# Network Solutions: my domain expired, then kickback?



## MDLarson (Oct 23, 2004)

I got an email from Network Solutions yesterday regarding my old domain name I let go:


> Dear Network Solutions Customer,
> 
> We recently notified you that the registration period for your Network Solutions domain name had expired. As a benefit of having previously registered a domain name(s) with Network Solutions, you are eligible to receive a percentage of the net proceeds that were generated from the renewal and transfer of the domain name you chose not to renew. Since you have chosen not to renew the domain name listed below during the applicable grace period, we were successful in securing a backorder for this domain name on your behalf and it has been transferred to another party in accordance with the Service Agreement.
> 
> ...


The email then points me to a secure but different website: contact-confirmation.com.  This seems like a scam to me... what's the deal?  Has anybody ever heard of this before?


----------



## michaelsanford (Nov 3, 2004)

Sounds like BS to me, from what I see here at least.


----------



## goynang (Nov 4, 2004)

Scam!


----------



## MDLarson (Nov 4, 2004)

Meh.  Seemed very strange to me.  I didn't feel like $6.44 was worth the risk, so I never acted on it.


----------



## goynang (Nov 4, 2004)

Yeah, be very suspicious of these kind of notifications. There are a lot of them about and they are always crafted to look genuine or to offer you something you can't pass up (er $6.44 in this case!).

I got a very official looking letter recently telling me to send some money off somewhere otherwise I would lose my domains. Another scam. Company that sent the letter was nothing to do with the company I use to register domains.

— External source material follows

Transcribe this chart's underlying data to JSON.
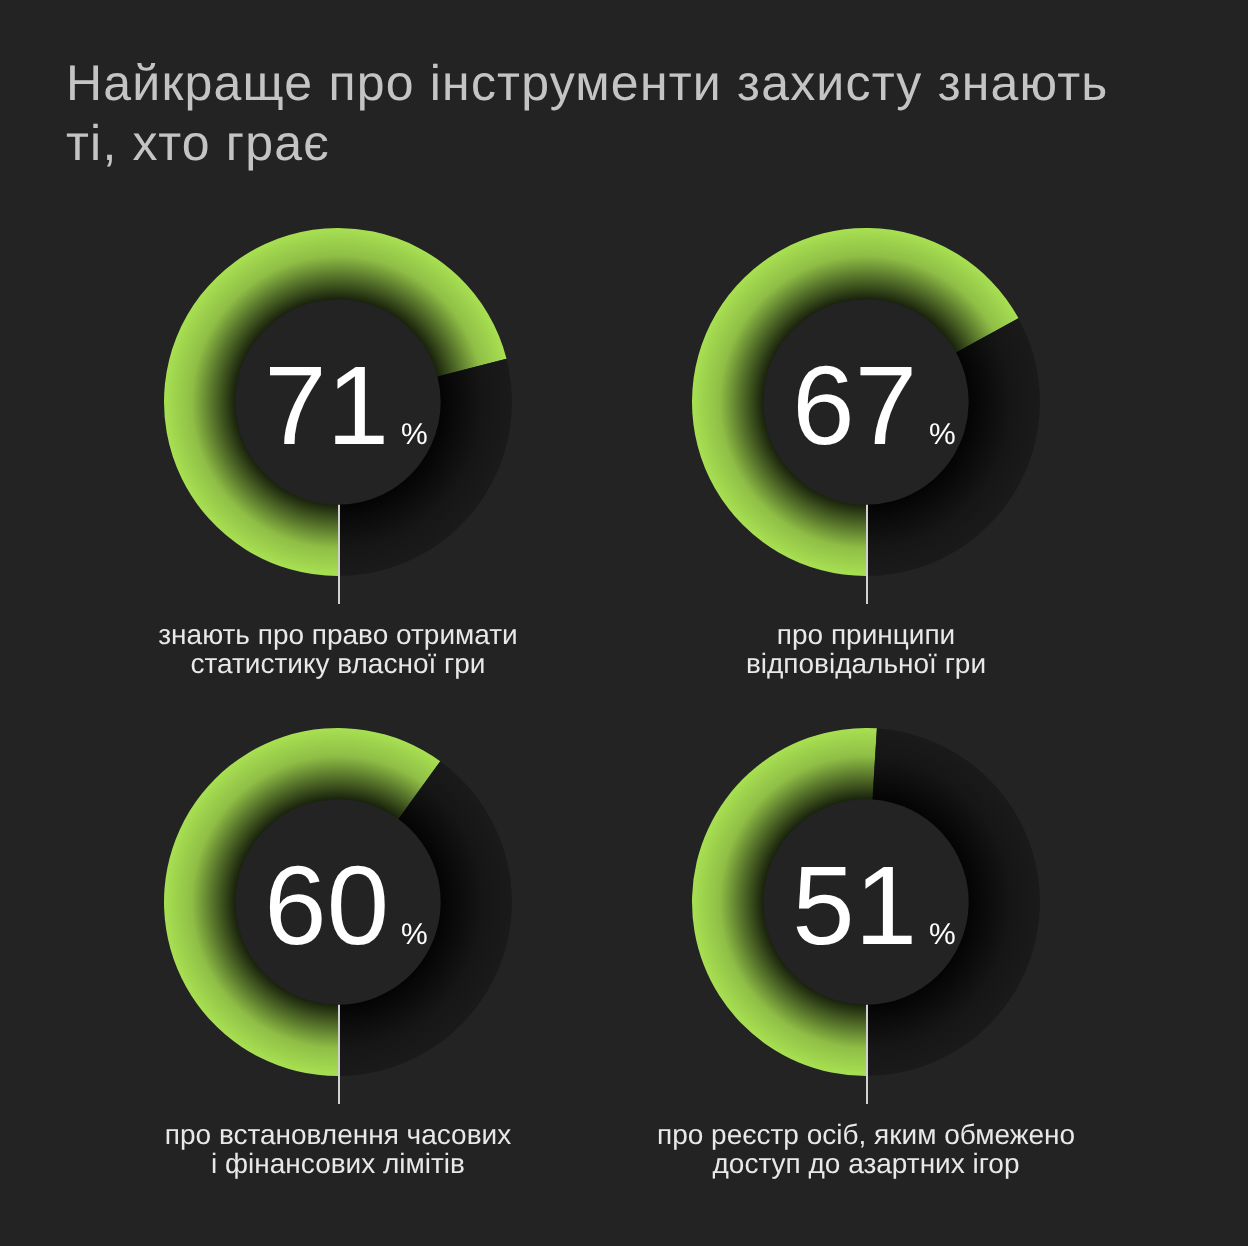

There's a lot of it about sadly.


----------



## andehlu (Nov 4, 2004)

Yup i get them all the time. Im amazed how great the letters look. zFor me, they are from a company called the Domain Registration Service of Canada or something like that. After thinking about it more its funny but these ppl prolly made alot of cash doing this. The second you have 'Of Canada' or 'OF the United States of America' it almost implies a government agency.


----------